Agences immobilières, constructeurs de maisons individuelles, syndics et diagnostics techniques sont dans le collimateur de la Direction générale de la concurrence, de la consommation et de la répression des fraudes (DGCCRF). — Mychèle Daniau AFP/Archives

Halte aux fraudes dans le secteur de l’immobilier. Dans sa dernière revue, la Direction générale de la concurrence, de la consommation et de la répression des fraudes (DGCCRF) épingle agences et syndics, reprochant à de nombreux professionnels peu scrupuleux des pratiques abusives ou anticoncurrentielles, susceptibles de poursuites.

«Pratiques illicites»

Dans un marché où la demande dépasse largement l'offre, «des professionnels peu scrupuleux» usent de «pratiques commerciales abusives ou anticoncurrentielles», affirme la DGCCRF.

Dans les agences immobilières, l’organe de contrôle relève «un nombre très significatif de pratiques illicites»: 830 agences sont en infraction sur les 1.070 contrôlées (77,5%). Ces infractions portent, pour l'essentiel, sur «la nature de la prestation, le démarchage à domicile ou le non-respect des conditions d'exercice de la profession». Les enquêteurs ont trop souvent relevé l'absence de carte professionnelle légalement obligatoire pour l'activité d'une agence immobilière. Le manque d’information sur les honoraires pratiqués et la publicité mensongère sont également des éléments relevés par la DGCCRF.

Clauses abusives


Autre secteur épinglé, les syndics de copropriétés. «Multiplication du nombres des prestations facturées hors forfait de gestion courante, maintien dans les contrats de certaines clauses abusives ou mise en concurrence trop rare des entreprises dans le cadre des marché de travaux» sont ainsi autant de pratiques lésant le propriétaire notées par la DGCCRF.

Enfin, le diagnostique technique immobilier est, lui aussi, pointé du doigt. Sur 420 entreprises contrôlées, 4 PV ont été établis pour tromperie et publicité mensongère et «pas moins de 210 rappels à la réglementation» ont été faits.

Dans de nombreux cas, «l'indépendance du diagnostiqueur est contestable», dénonce la DGCCRF qui a mis au jour une pratique totalement illégale de versement par le diagnostiqueur d'une commission - de 15 à 30% du chiffre d'affaires réalisé - à l'agent immobilier ou au syndic.

Reconnaissant que «les résultats de cette enquête ne sont pas bons», la Fédération nationale de l'immobilier (Fnaim) a publié jeudi un communiqué, appelant «la profession toute entière à réagir». «Nous sommes surpris des conclusions de la DGCCRF car nous ne nous attendions pas à ce qu’autant de professionnels soient épinglés, a affirmé René Pallincourt, président de la Fnaim, à 20minutes.fr. Nous sommes également très déçus de voir que les barrières que nous avons mises en place, à savoir une formation stricte et un code déontologique, ne suffisent pas.»

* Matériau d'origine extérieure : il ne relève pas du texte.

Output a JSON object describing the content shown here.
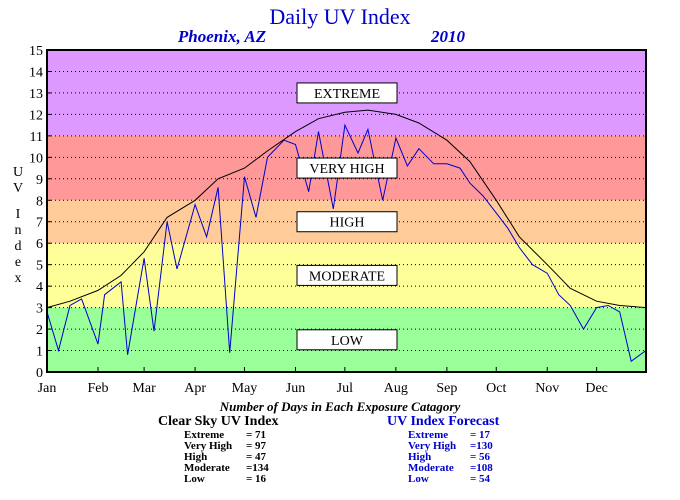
{
  "chart_data": {
    "type": "line",
    "title": "Daily UV Index",
    "subtitle_location": "Phoenix, AZ",
    "subtitle_year": "2010",
    "ylabel": "UV Index",
    "ylim": [
      0,
      15
    ],
    "yticks": [
      "0",
      "1",
      "2",
      "3",
      "4",
      "5",
      "6",
      "7",
      "8",
      "9",
      "10",
      "11",
      "12",
      "13",
      "14",
      "15"
    ],
    "months": [
      "Jan",
      "Feb",
      "Mar",
      "Apr",
      "May",
      "Jun",
      "Jul",
      "Aug",
      "Sep",
      "Oct",
      "Nov",
      "Dec"
    ],
    "grid": true,
    "zones": [
      {
        "label": "LOW",
        "from": 0,
        "to": 3,
        "color": "#99ff99"
      },
      {
        "label": "MODERATE",
        "from": 3,
        "to": 6,
        "color": "#ffff99"
      },
      {
        "label": "HIGH",
        "from": 6,
        "to": 8,
        "color": "#ffcc99"
      },
      {
        "label": "VERY HIGH",
        "from": 8,
        "to": 11,
        "color": "#ff9999"
      },
      {
        "label": "EXTREME",
        "from": 11,
        "to": 15,
        "color": "#dd99ff"
      }
    ],
    "series": [
      {
        "name": "Clear Sky UV Index",
        "color": "#000000",
        "x_day": [
          1,
          15,
          32,
          46,
          60,
          74,
          91,
          105,
          121,
          135,
          152,
          166,
          182,
          196,
          213,
          227,
          244,
          258,
          274,
          288,
          305,
          319,
          335,
          349,
          365
        ],
        "values": [
          3.0,
          3.3,
          3.8,
          4.5,
          5.6,
          7.2,
          8.0,
          9.0,
          9.5,
          10.3,
          11.2,
          11.8,
          12.1,
          12.2,
          12.0,
          11.6,
          10.8,
          9.8,
          8.0,
          6.3,
          5.0,
          3.9,
          3.3,
          3.1,
          3.0
        ]
      },
      {
        "name": "UV Index Forecast",
        "color": "#0000cc",
        "x_day": [
          1,
          8,
          15,
          22,
          32,
          36,
          46,
          50,
          60,
          66,
          74,
          80,
          91,
          98,
          105,
          112,
          121,
          128,
          135,
          145,
          152,
          160,
          166,
          175,
          182,
          190,
          196,
          205,
          213,
          220,
          227,
          236,
          244,
          252,
          258,
          266,
          274,
          281,
          288,
          296,
          305,
          312,
          319,
          327,
          335,
          342,
          349,
          356,
          365
        ],
        "values": [
          2.8,
          1.0,
          3.1,
          3.4,
          1.3,
          3.6,
          4.2,
          0.8,
          5.3,
          1.9,
          7.0,
          4.8,
          7.8,
          6.3,
          8.6,
          0.9,
          9.1,
          7.2,
          10.0,
          10.8,
          10.6,
          8.4,
          11.2,
          7.6,
          11.5,
          10.2,
          11.3,
          8.0,
          10.9,
          9.6,
          10.4,
          9.7,
          9.7,
          9.5,
          8.8,
          8.2,
          7.4,
          6.7,
          5.8,
          5.0,
          4.6,
          3.6,
          3.1,
          2.0,
          3.0,
          3.1,
          2.8,
          0.5,
          1.0
        ]
      }
    ]
  },
  "stats": {
    "caption": "Number of Days in Each Exposure Catagory",
    "clear_sky": {
      "header": "Clear Sky UV Index",
      "rows": [
        {
          "label": "Extreme",
          "value": "=  71"
        },
        {
          "label": "Very High",
          "value": "=  97"
        },
        {
          "label": "High",
          "value": "=  47"
        },
        {
          "label": "Moderate",
          "value": "=134"
        },
        {
          "label": "Low",
          "value": "=  16"
        }
      ]
    },
    "forecast": {
      "header": "UV Index Forecast",
      "rows": [
        {
          "label": "Extreme",
          "value": "=  17"
        },
        {
          "label": "Very High",
          "value": "=130"
        },
        {
          "label": "High",
          "value": "=  56"
        },
        {
          "label": "Moderate",
          "value": "=108"
        },
        {
          "label": "Low",
          "value": "=  54"
        }
      ]
    }
  }
}
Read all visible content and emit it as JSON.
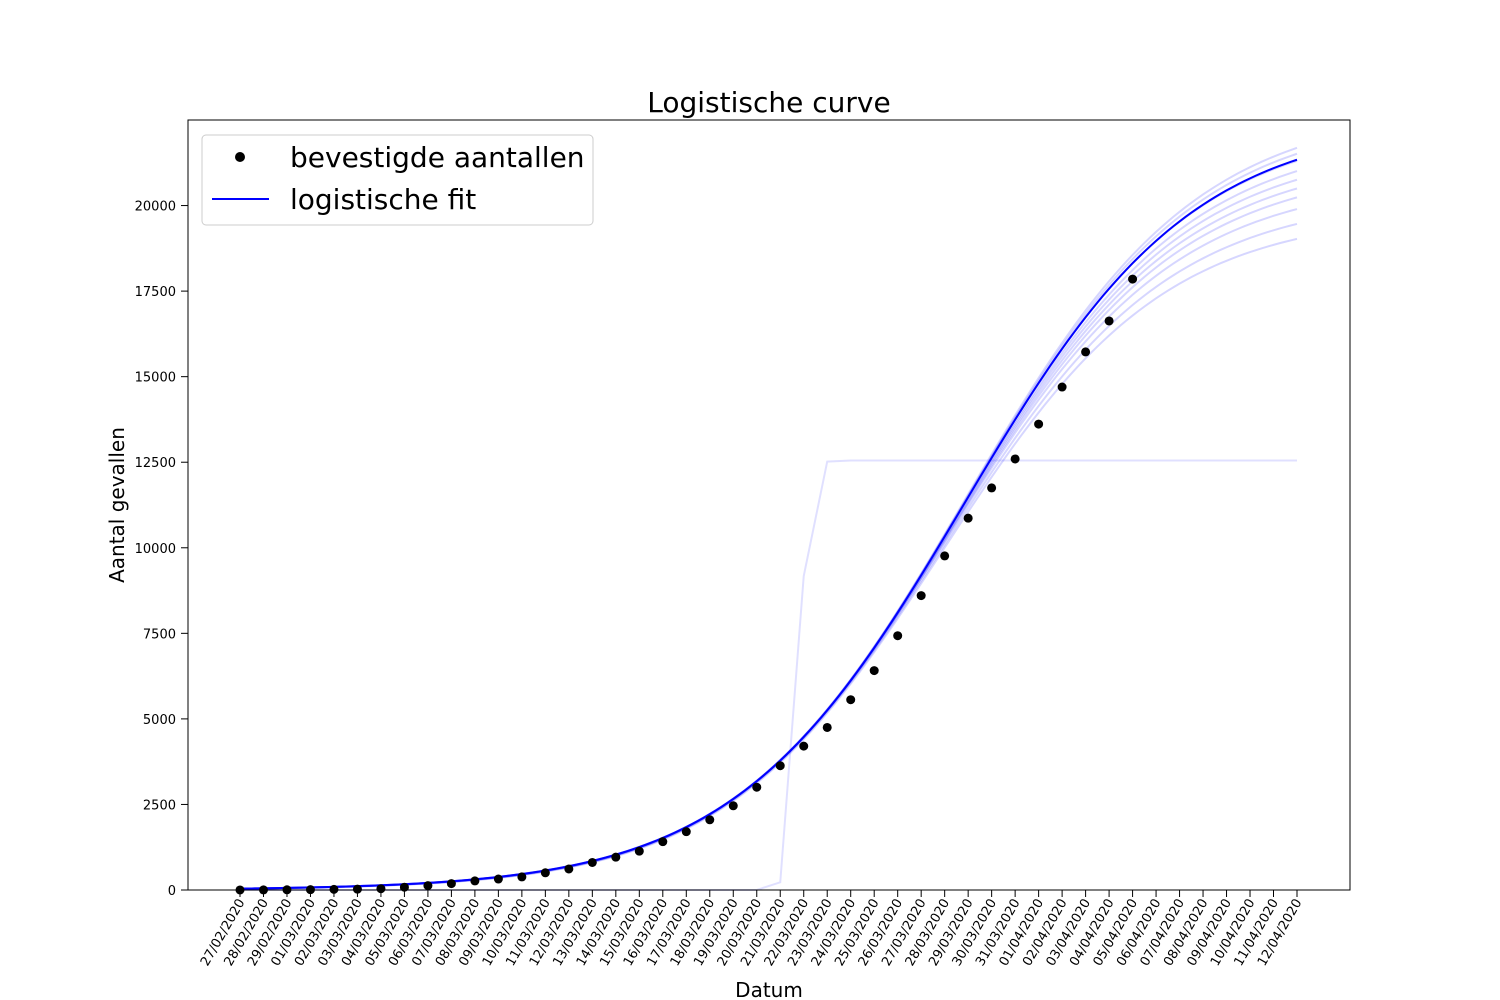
{
  "chart_data": {
    "type": "line",
    "title": "Logistische curve",
    "xlabel": "Datum",
    "ylabel": "Aantal gevallen",
    "categories": [
      "27/02/2020",
      "28/02/2020",
      "29/02/2020",
      "01/03/2020",
      "02/03/2020",
      "03/03/2020",
      "04/03/2020",
      "05/03/2020",
      "06/03/2020",
      "07/03/2020",
      "08/03/2020",
      "09/03/2020",
      "10/03/2020",
      "11/03/2020",
      "12/03/2020",
      "13/03/2020",
      "14/03/2020",
      "15/03/2020",
      "16/03/2020",
      "17/03/2020",
      "18/03/2020",
      "19/03/2020",
      "20/03/2020",
      "21/03/2020",
      "22/03/2020",
      "23/03/2020",
      "24/03/2020",
      "25/03/2020",
      "26/03/2020",
      "27/03/2020",
      "28/03/2020",
      "29/03/2020",
      "30/03/2020",
      "31/03/2020",
      "01/04/2020",
      "02/04/2020",
      "03/04/2020",
      "04/04/2020",
      "05/04/2020",
      "06/04/2020",
      "07/04/2020",
      "08/04/2020",
      "09/04/2020",
      "10/04/2020",
      "11/04/2020",
      "12/04/2020"
    ],
    "ylim": [
      0,
      22500
    ],
    "yticks": [
      0,
      2500,
      5000,
      7500,
      10000,
      12500,
      15000,
      17500,
      20000
    ],
    "grid": false,
    "legend_position": "top-left",
    "colors": {
      "points": "#000000",
      "fit": "#0000ff",
      "sample": "#0000ff"
    },
    "series": [
      {
        "name": "bevestigde aantallen",
        "kind": "scatter",
        "values": [
          1,
          2,
          7,
          10,
          18,
          24,
          38,
          82,
          128,
          188,
          265,
          321,
          382,
          503,
          614,
          804,
          959,
          1135,
          1413,
          1705,
          2051,
          2460,
          3003,
          3631,
          4204,
          4749,
          5560,
          6412,
          7431,
          8603,
          9762,
          10866,
          11750,
          12595,
          13614,
          14697,
          15723,
          16627,
          17851
        ]
      },
      {
        "name": "logistische fit",
        "kind": "line",
        "logistic": {
          "L": 22500,
          "k": 0.205,
          "x0": 30.8
        }
      }
    ],
    "uncertainty_band": {
      "samples": [
        {
          "L": 22900,
          "k": 0.2045,
          "x0": 30.9
        },
        {
          "L": 22700,
          "k": 0.2048,
          "x0": 30.85
        },
        {
          "L": 22450,
          "k": 0.2052,
          "x0": 30.75
        },
        {
          "L": 22100,
          "k": 0.206,
          "x0": 30.65
        },
        {
          "L": 21800,
          "k": 0.2068,
          "x0": 30.55
        },
        {
          "L": 21500,
          "k": 0.2075,
          "x0": 30.45
        },
        {
          "L": 21200,
          "k": 0.208,
          "x0": 30.35
        },
        {
          "L": 20800,
          "k": 0.209,
          "x0": 30.2
        },
        {
          "L": 20300,
          "k": 0.2105,
          "x0": 30.05
        },
        {
          "L": 19800,
          "k": 0.212,
          "x0": 29.9
        }
      ],
      "step_outlier": {
        "L": 12550,
        "k": 5.0,
        "x0": 23.8
      }
    }
  }
}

De son côté, l’association Consommation Logement et Cadre de Vie (CLCV) exige la mise en place d’une carte professionnelle à points, qui, suivant l’exemple du permis à points, prendrait en compte les infractions de l’agent immobilier. Elle demande également qu'une copie de la carte professionnelle soit affichée à l'entrée de l'établissement, de façon visible et lisible.

Et vous? Qu'en pensez-vous? Avez-vous déjà connu de telles arnaques? Racontez-nous vos mésaventures et donnez-nous vos coups de gueule, ci-dessous...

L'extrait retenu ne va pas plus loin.